Overheard On Campus: My partner cheated on me – should I get tested for an STI even though I don’t feel any symptoms?

Contributed by Melissa Kelley, MS, CHES,  Beau Dooley, MS, MPH, &  Erin Kaufmann, BS

Check out what Melissa Kelley, a health educator at the University of Rochester, Beau Dooley, Associate Director of Student Wellness and Outreach at James Madison University, and Erin Kaufmann, MPH student at the University of Alabama at Birmingham, have to say about getting tested in this not-so-fun situation. For information on similar topics, check out the Overheard On Campus category or log in to MyStudentBody.

Melissa says …

Many people aren’t symptomatic or don’t recognize the symptoms of a sexually transmitted infection (STI). It’s always better to be sure.

Most clinics and health services offer confidential, free, or reduced-cost testing, so that lessens the burden of testing.

Keep in mind that getting tested regularly can be part of your standard health care regimen. Even people in long-term, committed relationships can benefit from knowing for sure whether they have an STI. People tested regularly also benefit from early detection and treatment if necessary, and from the confidence of knowing that they’re keeping their partner(s) safe.

We are each only responsible for our own health and well-being, so getting tested, even when we think the risk is low, is worth it!

Beau says …

The Centers for Disease Control and Prevention (CDC) estimate that there are about 19 million new STI cases each year, making STI a major health concern, especially for sexually active young adults. So your anxiety about contracting an STI from your partner is a valid one.

If you’ve had sex, especially unprotected sex, with your partner after your partner has had sexual contact with another person, you should strongly consider getting tested for an STI – even if you do not feel any symptoms.  Here’s why:

  • Many STIs are asymptomatic, which means that you’re infected but don’t exhibit any symptoms. For example, the majority of people infected with chlamydia (the most frequently reported STI in the U.S.) have no symptoms at all.
  • If symptoms do appear, there may be a delay from the time of infection to their onset. For instance, chlamydia symptoms, if present, usually appear between 1 and 3 weeks after exposure. Symptoms in HIV-positive individuals may take months or even years to develop.
  • The symptoms of many STIs may be mild and mistaken for other conditions. For example, in women, the symptoms of gonorrhea are often mild and can be so nonspecific that they’re mistaken for a bladder or vaginal infection by a medical provider.
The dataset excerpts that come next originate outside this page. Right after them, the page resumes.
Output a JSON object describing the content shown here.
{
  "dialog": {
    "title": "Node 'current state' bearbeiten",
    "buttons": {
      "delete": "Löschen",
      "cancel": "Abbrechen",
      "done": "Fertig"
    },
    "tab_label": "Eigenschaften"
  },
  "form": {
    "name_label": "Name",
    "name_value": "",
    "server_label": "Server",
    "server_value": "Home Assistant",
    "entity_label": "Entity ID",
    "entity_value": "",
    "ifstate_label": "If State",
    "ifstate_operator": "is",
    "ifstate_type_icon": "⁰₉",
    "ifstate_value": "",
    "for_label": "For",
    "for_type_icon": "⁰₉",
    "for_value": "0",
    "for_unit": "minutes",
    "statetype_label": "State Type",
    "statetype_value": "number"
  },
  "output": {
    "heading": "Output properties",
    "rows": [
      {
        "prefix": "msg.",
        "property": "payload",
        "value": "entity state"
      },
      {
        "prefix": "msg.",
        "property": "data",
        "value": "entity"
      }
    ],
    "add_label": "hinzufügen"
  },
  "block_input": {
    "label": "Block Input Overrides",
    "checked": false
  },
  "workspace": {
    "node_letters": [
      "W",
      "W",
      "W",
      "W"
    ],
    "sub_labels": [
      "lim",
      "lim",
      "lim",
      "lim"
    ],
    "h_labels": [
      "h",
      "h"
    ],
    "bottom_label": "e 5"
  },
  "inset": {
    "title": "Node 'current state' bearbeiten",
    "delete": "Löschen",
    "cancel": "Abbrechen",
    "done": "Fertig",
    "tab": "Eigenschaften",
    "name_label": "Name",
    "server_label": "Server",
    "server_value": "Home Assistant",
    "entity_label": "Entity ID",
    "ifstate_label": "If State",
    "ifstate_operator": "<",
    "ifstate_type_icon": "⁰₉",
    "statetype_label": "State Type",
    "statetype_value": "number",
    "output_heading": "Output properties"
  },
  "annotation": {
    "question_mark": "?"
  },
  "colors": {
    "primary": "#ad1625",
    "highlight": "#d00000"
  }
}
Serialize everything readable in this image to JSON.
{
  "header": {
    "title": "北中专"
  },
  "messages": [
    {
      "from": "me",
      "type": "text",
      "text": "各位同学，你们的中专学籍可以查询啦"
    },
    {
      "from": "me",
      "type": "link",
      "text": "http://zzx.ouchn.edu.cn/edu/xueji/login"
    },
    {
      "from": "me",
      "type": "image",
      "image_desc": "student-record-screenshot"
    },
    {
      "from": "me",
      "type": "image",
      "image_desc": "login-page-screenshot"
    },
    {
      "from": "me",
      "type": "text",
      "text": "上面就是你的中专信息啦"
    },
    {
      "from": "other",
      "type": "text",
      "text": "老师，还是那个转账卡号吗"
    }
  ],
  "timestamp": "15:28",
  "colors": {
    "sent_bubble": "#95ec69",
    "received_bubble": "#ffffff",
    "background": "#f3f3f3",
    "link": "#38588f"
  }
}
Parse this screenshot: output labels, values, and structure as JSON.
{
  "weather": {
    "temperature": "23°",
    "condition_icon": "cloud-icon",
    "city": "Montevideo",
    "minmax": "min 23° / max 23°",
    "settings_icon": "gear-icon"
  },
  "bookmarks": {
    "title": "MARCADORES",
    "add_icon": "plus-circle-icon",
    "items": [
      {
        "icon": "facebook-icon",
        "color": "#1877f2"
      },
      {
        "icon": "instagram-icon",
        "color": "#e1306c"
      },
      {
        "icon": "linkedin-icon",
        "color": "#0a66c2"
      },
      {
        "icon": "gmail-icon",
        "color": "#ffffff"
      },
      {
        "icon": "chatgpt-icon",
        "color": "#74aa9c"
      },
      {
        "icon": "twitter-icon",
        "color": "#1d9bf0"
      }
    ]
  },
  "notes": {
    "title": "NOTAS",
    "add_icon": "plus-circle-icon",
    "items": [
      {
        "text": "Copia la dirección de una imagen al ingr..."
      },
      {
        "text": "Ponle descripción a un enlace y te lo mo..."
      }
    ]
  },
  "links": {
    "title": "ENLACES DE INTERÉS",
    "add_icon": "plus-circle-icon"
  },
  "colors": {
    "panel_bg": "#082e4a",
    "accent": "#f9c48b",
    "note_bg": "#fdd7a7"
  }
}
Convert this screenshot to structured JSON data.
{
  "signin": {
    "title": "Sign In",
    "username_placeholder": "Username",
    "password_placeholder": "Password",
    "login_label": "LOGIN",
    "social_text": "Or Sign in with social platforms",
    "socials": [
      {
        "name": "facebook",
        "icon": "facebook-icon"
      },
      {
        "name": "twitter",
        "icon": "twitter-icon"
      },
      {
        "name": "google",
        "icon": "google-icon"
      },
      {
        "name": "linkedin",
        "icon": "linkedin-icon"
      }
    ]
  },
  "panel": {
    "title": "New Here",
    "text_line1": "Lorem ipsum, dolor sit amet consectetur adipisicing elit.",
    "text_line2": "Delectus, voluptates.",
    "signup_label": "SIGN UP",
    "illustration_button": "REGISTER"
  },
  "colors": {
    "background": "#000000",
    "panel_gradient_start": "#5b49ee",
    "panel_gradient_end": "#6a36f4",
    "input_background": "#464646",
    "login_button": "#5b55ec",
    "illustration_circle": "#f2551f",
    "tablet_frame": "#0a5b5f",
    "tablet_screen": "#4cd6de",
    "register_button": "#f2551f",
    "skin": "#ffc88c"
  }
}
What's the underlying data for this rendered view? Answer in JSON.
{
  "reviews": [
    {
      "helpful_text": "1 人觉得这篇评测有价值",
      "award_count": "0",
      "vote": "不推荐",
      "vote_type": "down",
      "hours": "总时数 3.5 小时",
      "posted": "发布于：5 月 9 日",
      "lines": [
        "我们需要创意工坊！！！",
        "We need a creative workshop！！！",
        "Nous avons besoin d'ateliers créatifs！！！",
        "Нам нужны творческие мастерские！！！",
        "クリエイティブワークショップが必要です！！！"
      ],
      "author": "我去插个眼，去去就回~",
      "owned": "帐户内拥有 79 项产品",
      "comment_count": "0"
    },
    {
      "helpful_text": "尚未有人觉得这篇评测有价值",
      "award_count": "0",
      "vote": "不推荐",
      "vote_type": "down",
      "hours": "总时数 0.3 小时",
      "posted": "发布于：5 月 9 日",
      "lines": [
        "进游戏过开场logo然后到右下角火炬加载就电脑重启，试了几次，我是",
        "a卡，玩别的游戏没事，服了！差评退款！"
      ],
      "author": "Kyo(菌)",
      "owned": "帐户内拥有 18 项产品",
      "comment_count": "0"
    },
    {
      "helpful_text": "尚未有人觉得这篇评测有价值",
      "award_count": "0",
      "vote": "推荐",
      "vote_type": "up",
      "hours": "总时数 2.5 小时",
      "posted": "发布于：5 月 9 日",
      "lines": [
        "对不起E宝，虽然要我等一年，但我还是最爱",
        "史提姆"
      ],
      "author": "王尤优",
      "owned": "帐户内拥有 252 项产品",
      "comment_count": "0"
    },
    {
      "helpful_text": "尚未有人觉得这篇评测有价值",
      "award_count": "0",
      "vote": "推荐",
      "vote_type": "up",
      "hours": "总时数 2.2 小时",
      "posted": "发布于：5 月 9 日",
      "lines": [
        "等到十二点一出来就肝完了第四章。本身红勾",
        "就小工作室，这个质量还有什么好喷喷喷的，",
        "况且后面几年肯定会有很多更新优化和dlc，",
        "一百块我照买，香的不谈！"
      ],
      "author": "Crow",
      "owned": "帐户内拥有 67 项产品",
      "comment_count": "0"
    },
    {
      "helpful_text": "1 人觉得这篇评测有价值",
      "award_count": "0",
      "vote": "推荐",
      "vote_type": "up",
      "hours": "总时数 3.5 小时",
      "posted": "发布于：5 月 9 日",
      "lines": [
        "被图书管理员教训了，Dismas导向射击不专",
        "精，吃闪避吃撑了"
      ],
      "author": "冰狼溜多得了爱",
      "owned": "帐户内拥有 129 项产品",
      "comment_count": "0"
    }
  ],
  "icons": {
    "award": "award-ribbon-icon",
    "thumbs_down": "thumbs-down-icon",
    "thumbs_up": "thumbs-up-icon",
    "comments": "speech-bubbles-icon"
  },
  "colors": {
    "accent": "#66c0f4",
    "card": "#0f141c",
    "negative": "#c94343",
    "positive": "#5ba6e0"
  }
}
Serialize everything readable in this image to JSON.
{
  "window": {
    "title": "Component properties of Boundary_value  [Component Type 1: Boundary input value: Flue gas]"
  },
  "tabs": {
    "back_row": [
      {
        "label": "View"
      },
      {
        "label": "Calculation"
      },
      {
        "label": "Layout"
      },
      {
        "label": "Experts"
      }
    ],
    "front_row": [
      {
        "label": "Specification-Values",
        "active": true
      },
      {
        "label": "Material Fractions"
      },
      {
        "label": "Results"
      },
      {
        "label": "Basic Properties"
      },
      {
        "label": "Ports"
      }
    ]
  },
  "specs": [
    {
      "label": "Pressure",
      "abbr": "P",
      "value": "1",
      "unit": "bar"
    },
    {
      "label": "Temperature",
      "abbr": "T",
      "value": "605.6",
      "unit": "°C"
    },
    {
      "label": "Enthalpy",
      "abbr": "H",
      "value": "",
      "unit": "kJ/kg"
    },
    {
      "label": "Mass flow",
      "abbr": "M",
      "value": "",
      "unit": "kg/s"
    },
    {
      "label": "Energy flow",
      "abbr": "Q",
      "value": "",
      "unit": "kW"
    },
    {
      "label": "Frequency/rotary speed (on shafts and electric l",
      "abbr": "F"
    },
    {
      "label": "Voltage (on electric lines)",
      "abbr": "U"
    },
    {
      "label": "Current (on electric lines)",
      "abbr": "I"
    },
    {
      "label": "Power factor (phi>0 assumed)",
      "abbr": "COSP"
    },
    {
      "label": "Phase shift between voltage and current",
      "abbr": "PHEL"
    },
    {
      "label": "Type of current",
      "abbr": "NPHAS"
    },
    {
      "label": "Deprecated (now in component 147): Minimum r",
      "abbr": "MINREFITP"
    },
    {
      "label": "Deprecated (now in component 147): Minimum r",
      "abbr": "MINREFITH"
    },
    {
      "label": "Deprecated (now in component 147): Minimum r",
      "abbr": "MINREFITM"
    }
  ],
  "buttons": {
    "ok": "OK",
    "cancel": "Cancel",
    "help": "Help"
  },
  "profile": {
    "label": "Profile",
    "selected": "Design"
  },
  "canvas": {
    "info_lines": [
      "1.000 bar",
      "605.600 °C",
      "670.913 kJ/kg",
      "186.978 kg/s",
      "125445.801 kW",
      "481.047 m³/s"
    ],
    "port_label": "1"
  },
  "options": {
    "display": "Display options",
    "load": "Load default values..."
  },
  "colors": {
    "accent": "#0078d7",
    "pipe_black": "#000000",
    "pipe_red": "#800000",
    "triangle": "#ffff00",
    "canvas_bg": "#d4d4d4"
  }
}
Periodic testing for both you and your partner(s) is a good thing. Using safer-sex practices and effectively communicating with your partner about STIs is a great thing. Talk to your healthcare provider about STI testing options and other ways to protect your health.

Erin says …

One of the best ways to prevent sexually transmitted infections is by staying in a monogamous relationship with an uninfected partner, but this means that both partners have to stay monogamous.

An STI is probably the last thing you want to think about after your partner has cheated. But unfortunately, because you don’t know the unwanted third party’s sexual history, you don’t know what unwanted STIs he or she may have passed to your partner and then on to you.

It’s important for both men and women to get tested for STIs even if they don’t experience any symptoms. Most people who have an STI don’t know that they have it.

Many common STIs, such as chlamydia, herpes, and HIV, can be spread between partners even when no symptoms are present. Because your partner has recently had sex with someone else, he or she may have contracted an STI, even without feeling or seeing any signs of one. Getting tested early, before you experience symptoms, is the best way to cure or treat an infection and to prevent its long-term effects.

Even if or when your cheating partner is long gone, you don’t want to be left with a burning, itching reminder of him or her.